Climate change isn't just something to worry about here on Earth. New research published today shows that Mars has undergone a dramatic climate shift in the past that has rendered much of the planet inhospitable to life.
About 3.8 billion years ago, Mars was a reasonably pleasant place. It had a thick atmosphere filled with carbon dioxide that kept it warm. Rivers trickled into lakes across its surface. Some researchers think there might even have been an ocean.
"It seems to have been a much more clement climate, a climate more suitable to sustaining life at the surface," says Bruce Jakosky, a researcher at the University of Colorado, Boulder.
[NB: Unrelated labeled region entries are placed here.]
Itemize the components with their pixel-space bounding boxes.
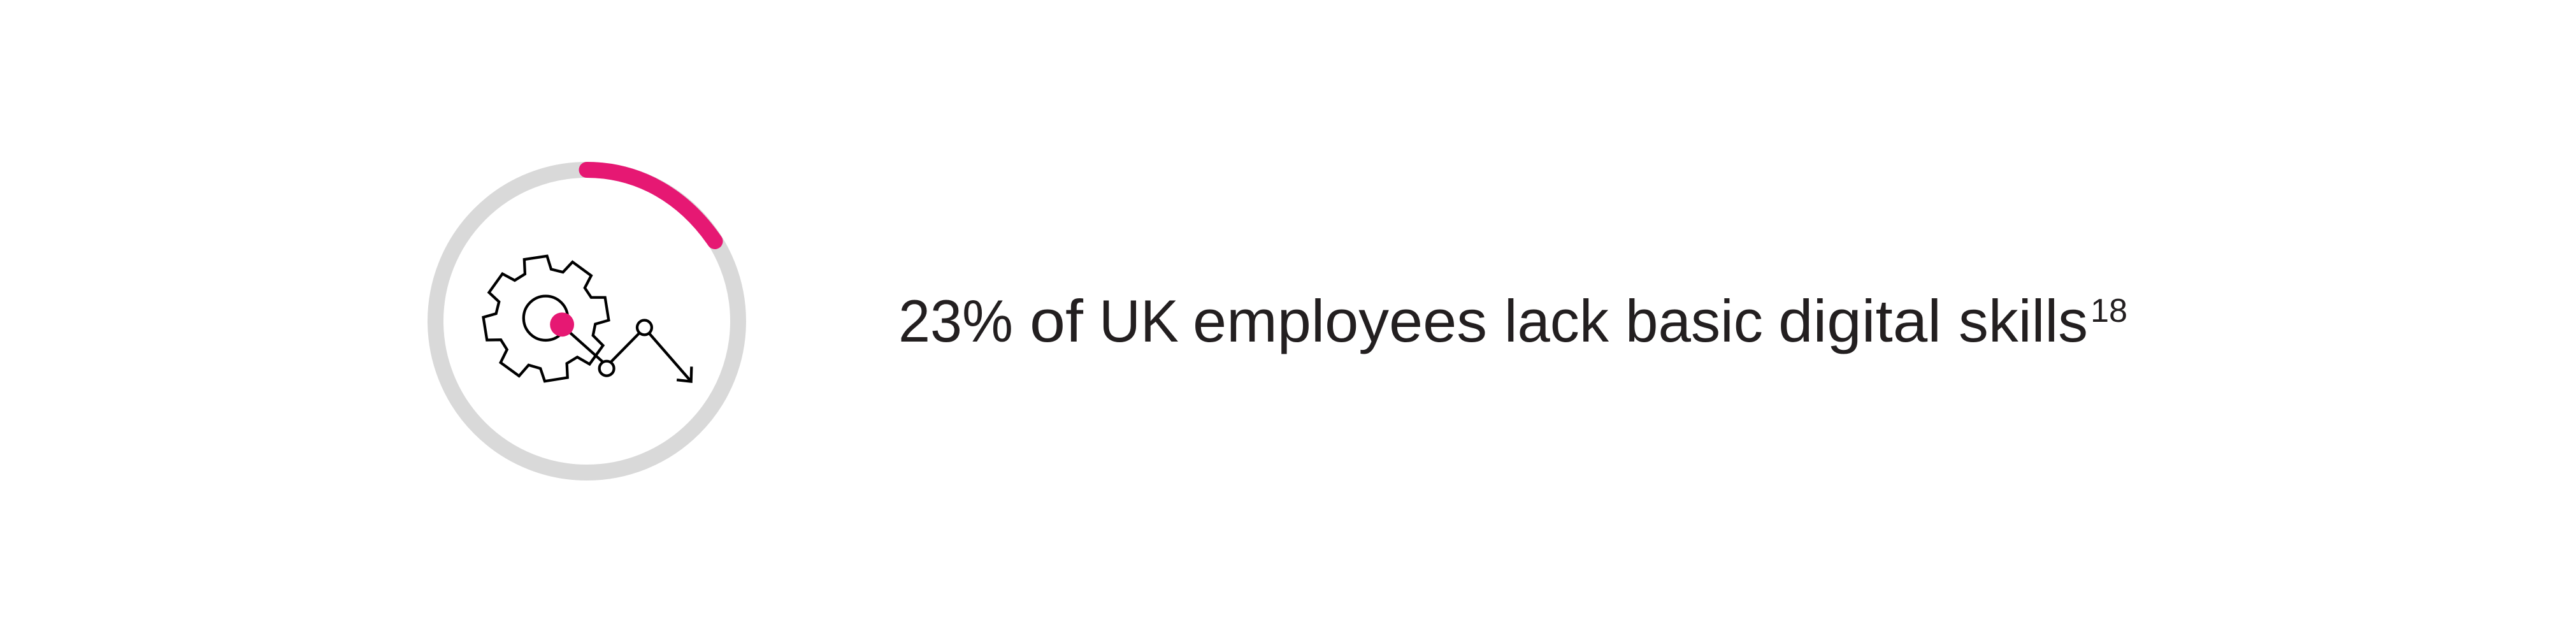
chart node 2 [637, 320, 652, 335]
statement text: UK [1099, 287, 1179, 354]
ring track [436, 170, 738, 473]
gear outline [484, 256, 608, 381]
ring progress arc [587, 170, 715, 241]
chart node 1 [600, 361, 614, 376]
statement text: 23% [898, 287, 1013, 354]
gear hub [524, 296, 568, 340]
footnote reference: 18 [2090, 293, 2127, 329]
icon: gear with declining line chart [484, 256, 691, 382]
statement text: digital [1778, 287, 1941, 354]
chart line with arrow [567, 330, 691, 382]
statement text: of [1030, 287, 1084, 354]
statement text: basic [1625, 287, 1763, 354]
progress ring: 23 percent [436, 170, 738, 473]
statement text [898, 287, 2127, 354]
statement text: employees [1193, 287, 1487, 354]
pink start dot [550, 312, 574, 336]
statement text: lack [1504, 287, 1609, 354]
statement text: skills [1959, 287, 2088, 354]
Nobody knows if there was life on Mars back then, but it's now a hostile place. The water's mostly gone. So is a lot of that cozy atmosphere. To try and find out what went wrong, Jakosky and other scientists have sent a spacecraft called the Mars Atmosphere and Volatile Evolution Mission, or MAVEN.
With each swing around Mars, MAVEN actually dips into the planet's atmosphere, gathering data. The results are published today in two journals — Geophysical Research Letters and Science — and they reveal something remarkable: Mars' atmosphere is actually leaking into space.
"It's leaving at a rate about 100 grams per second," Jaksosky says. "That doesn't seem like much, but you add it up over a couple of billion years and it's enough to remove the entire atmosphere."
The cause is our friendly neighborhood star, the sun. It's constantly shooting out high energy particles known collectively as the solar wind.
"[The wind] streams outward at a gas flow at about a million miles per hour," Jaksosky says.
On Earth, our magnetic field blocks the solar wind. Particles become tangled in it before they can ever reach our precious air supply.
There is no magnetic field on Mars, so when the solar wind reaches the Red Planet, the atmosphere gets stripped away.
This wasn't always the case. When Mars was warm and wet, it appears to have had a magnetic field, too. But that field ran out. Scientists think that's when the atmosphere and water began to bleed into space.
"It would have taken a couple of hundred million years," Jaksoky says.
"I think we are onto something new here with the MAVEN results," says Mike Liemohn, a planetary scientist at the University of Michigan.
Liemohn says there are still plenty of questions about what else happened to Mars atmosphere. Did a comet or asteroid impact blow part of it away? Did rocks on the surface suck vital gases? And perhaps most important of all: What happened to Mars's magentic field?
MAVEN continues to orbit, looking for answers.